Indeed, Indonesia's war against drugs has been criticised for being "half- baked" and rife with irregularities. Drug offences abound in inner city slums like Kampung Bali in Jakarta, where the unemployment rate is about 60 per cent, but drug distribution has expanded well beyond city centres into far-flung towns, leafy suburbs, schools and even prisons.

With drug-related cases accounting for 50 per cent of convicts behind bars, prisons are a hotbed for business. Jailed dealers stay in touch on their cell phones and drugs are smuggled in cookies or other food while corrupt guards turn a blind eye.

Although many drug traffickers are nabbed at airports, the scores of shipping ports are neglected. Said a narcotics police officer: "Drugs transported by air at the most account for 3 to 5 per cent of the narcotics distribution, the remaining 97 per cent is transported by sea." He estimated that a total of 60 tonnes of illegal substances hidden inside furniture products, tyres and other container goods are smuggled in every month through more than a hundred official entry points.

Deputy Director of the Narcotics Division in the National Police Senior Commissioner Adang Rohjana told The Straits Times: "It is nearly impossible to check all the containers. They are too big and just too many." And with notoriously corrupt Customs officials and police at shipping ports, observers said drug smuggling had continued unhindered for a long time.

Compounding the problem, some of the materials used to make psychotropic substances such as Ecstasy or methamphetamine are legally imported.
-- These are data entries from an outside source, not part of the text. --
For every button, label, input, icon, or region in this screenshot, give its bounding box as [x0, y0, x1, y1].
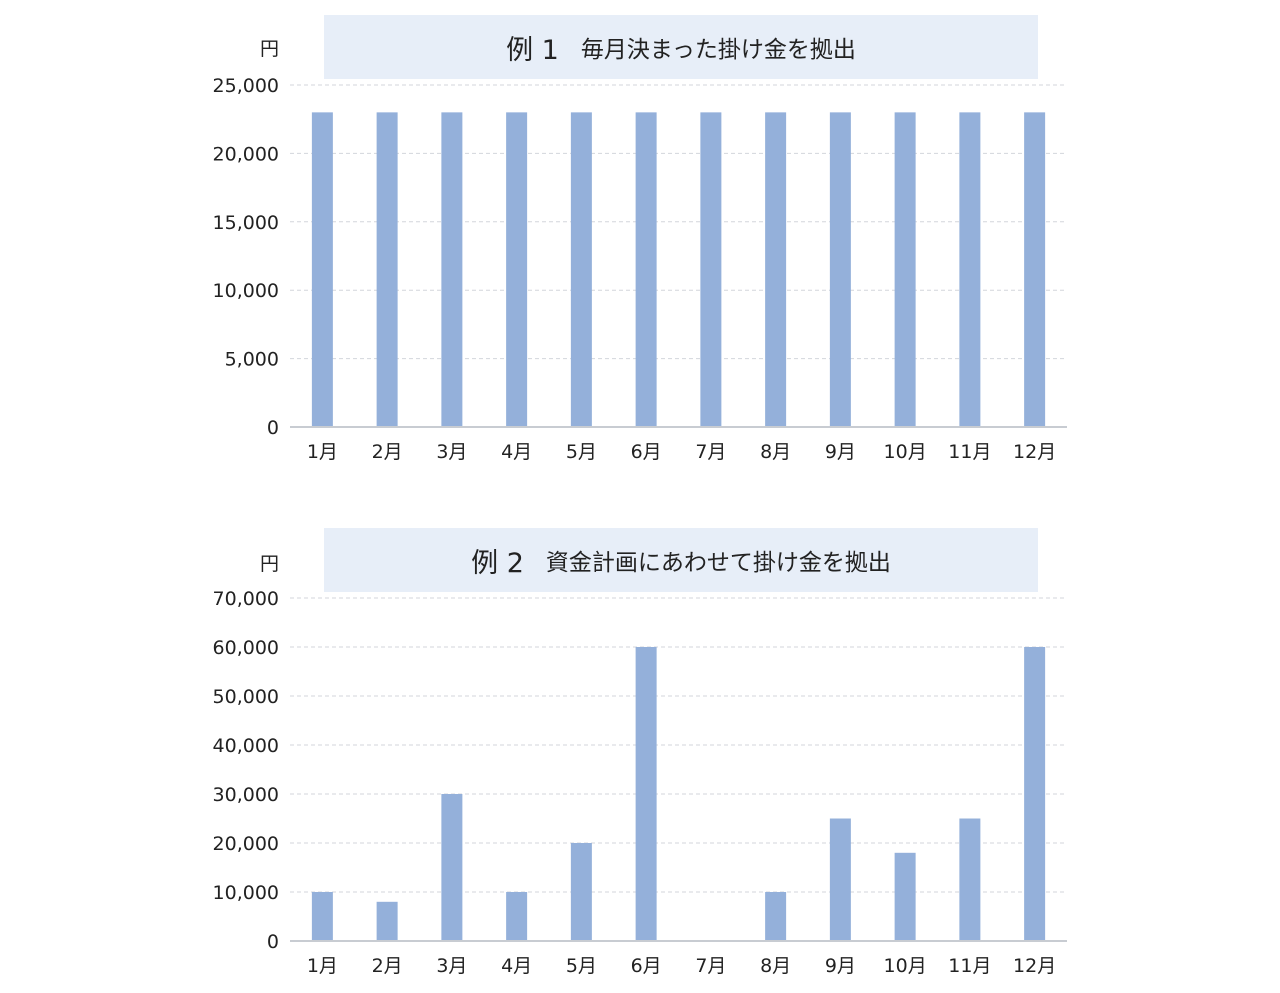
bar	[959, 818, 981, 941]
bar	[376, 901, 398, 941]
x-tick-label: 6月	[631, 955, 662, 977]
x-tick-label: 2月	[372, 955, 403, 977]
y-tick-label: 0	[267, 417, 279, 439]
x-tick-label: 3月	[436, 955, 467, 977]
chart-title-box: 例 1 毎月決まった掛け金を拠出	[324, 15, 1038, 79]
x-tick-label: 7月	[695, 955, 726, 977]
y-tick-label: 40,000	[213, 735, 279, 757]
x-tick-label: 4月	[501, 955, 532, 977]
x-tick-label: 5月	[566, 441, 597, 463]
y-tick-label: 20,000	[213, 143, 279, 165]
bar	[441, 112, 463, 428]
x-tick-label: 9月	[825, 441, 856, 463]
bar	[829, 818, 851, 941]
chart-title-prefix: 例 1	[506, 34, 559, 66]
y-tick-label: 10,000	[213, 882, 279, 904]
y-tick-label: 25,000	[213, 75, 279, 97]
y-tick-label: 0	[267, 931, 279, 953]
chart-title-box: 例 2 資金計画にあわせて掛け金を拠出	[324, 528, 1038, 592]
x-tick-label: 4月	[501, 441, 532, 463]
chart-title: 資金計画にあわせて掛け金を拠出	[545, 550, 891, 576]
bar	[765, 892, 787, 941]
x-tick-label: 12月	[1013, 441, 1056, 463]
bar	[635, 112, 657, 428]
chart-example-1: 例 1 毎月決まった掛け金を拠出 円 0 5,000 10,000 15,000 20,…	[0, 0, 1280, 480]
bar	[311, 112, 333, 428]
bar	[1024, 112, 1046, 428]
y-tick-label: 70,000	[213, 588, 279, 610]
bar	[765, 112, 787, 428]
y-axis-unit-label: 円	[260, 38, 280, 60]
y-axis-unit-label: 円	[260, 553, 280, 575]
y-tick-label: 30,000	[213, 784, 279, 806]
y-tick-label: 20,000	[213, 833, 279, 855]
x-tick-label: 3月	[436, 441, 467, 463]
y-tick-label: 10,000	[213, 280, 279, 302]
bar	[311, 892, 333, 941]
x-tick-label: 8月	[760, 441, 791, 463]
y-tick-label: 50,000	[213, 686, 279, 708]
bar	[1024, 647, 1046, 941]
x-tick-label: 2月	[372, 441, 403, 463]
y-tick-label: 5,000	[225, 349, 279, 371]
bar	[441, 794, 463, 941]
x-tick-label: 12月	[1013, 955, 1056, 977]
bar	[570, 843, 592, 941]
y-tick-label: 60,000	[213, 637, 279, 659]
bar	[570, 112, 592, 428]
bar	[506, 892, 528, 941]
x-tick-label: 1月	[307, 441, 338, 463]
x-tick-label: 11月	[948, 955, 991, 977]
bar	[700, 112, 722, 428]
bar	[959, 112, 981, 428]
x-tick-label: 9月	[825, 955, 856, 977]
bar	[829, 112, 851, 428]
x-tick-label: 5月	[566, 955, 597, 977]
x-tick-label: 10月	[884, 955, 927, 977]
x-tick-label: 10月	[884, 441, 927, 463]
bar	[506, 112, 528, 428]
bar	[376, 112, 398, 428]
x-tick-label: 7月	[695, 441, 726, 463]
x-tick-label: 6月	[631, 441, 662, 463]
y-tick-label: 15,000	[213, 212, 279, 234]
bar	[894, 852, 916, 941]
bar	[894, 112, 916, 428]
bar	[635, 647, 657, 941]
chart-title-prefix: 例 2	[471, 547, 524, 579]
chart-title: 毎月決まった掛け金を拠出	[580, 37, 856, 63]
x-tick-label: 8月	[760, 955, 791, 977]
x-tick-label: 1月	[307, 955, 338, 977]
bar-chart-plot: 0 5,000 10,000 15,000 20,000 25,000 1月 2月 3月 4月 5月…	[213, 75, 1067, 463]
x-tick-label: 11月	[948, 441, 991, 463]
Known as precursors, these chemicals are legally used for pharmaceutical and cosmetics products. Currently, 23 precursors of illegal drugs can enter Indonesia freely, making the country one of the world's biggest producers of Ecstasy. The authorities predict that between one and two million pills are produced each day.

Police units are also suspected of backing crime gangs, and few have been arrested. Worse still, the police or military are thought to often run the business themselves. Several addicts told The Straits Times that the residential compounds of the Military Regional Command across the country are notorious for being a "one-stop drugs store".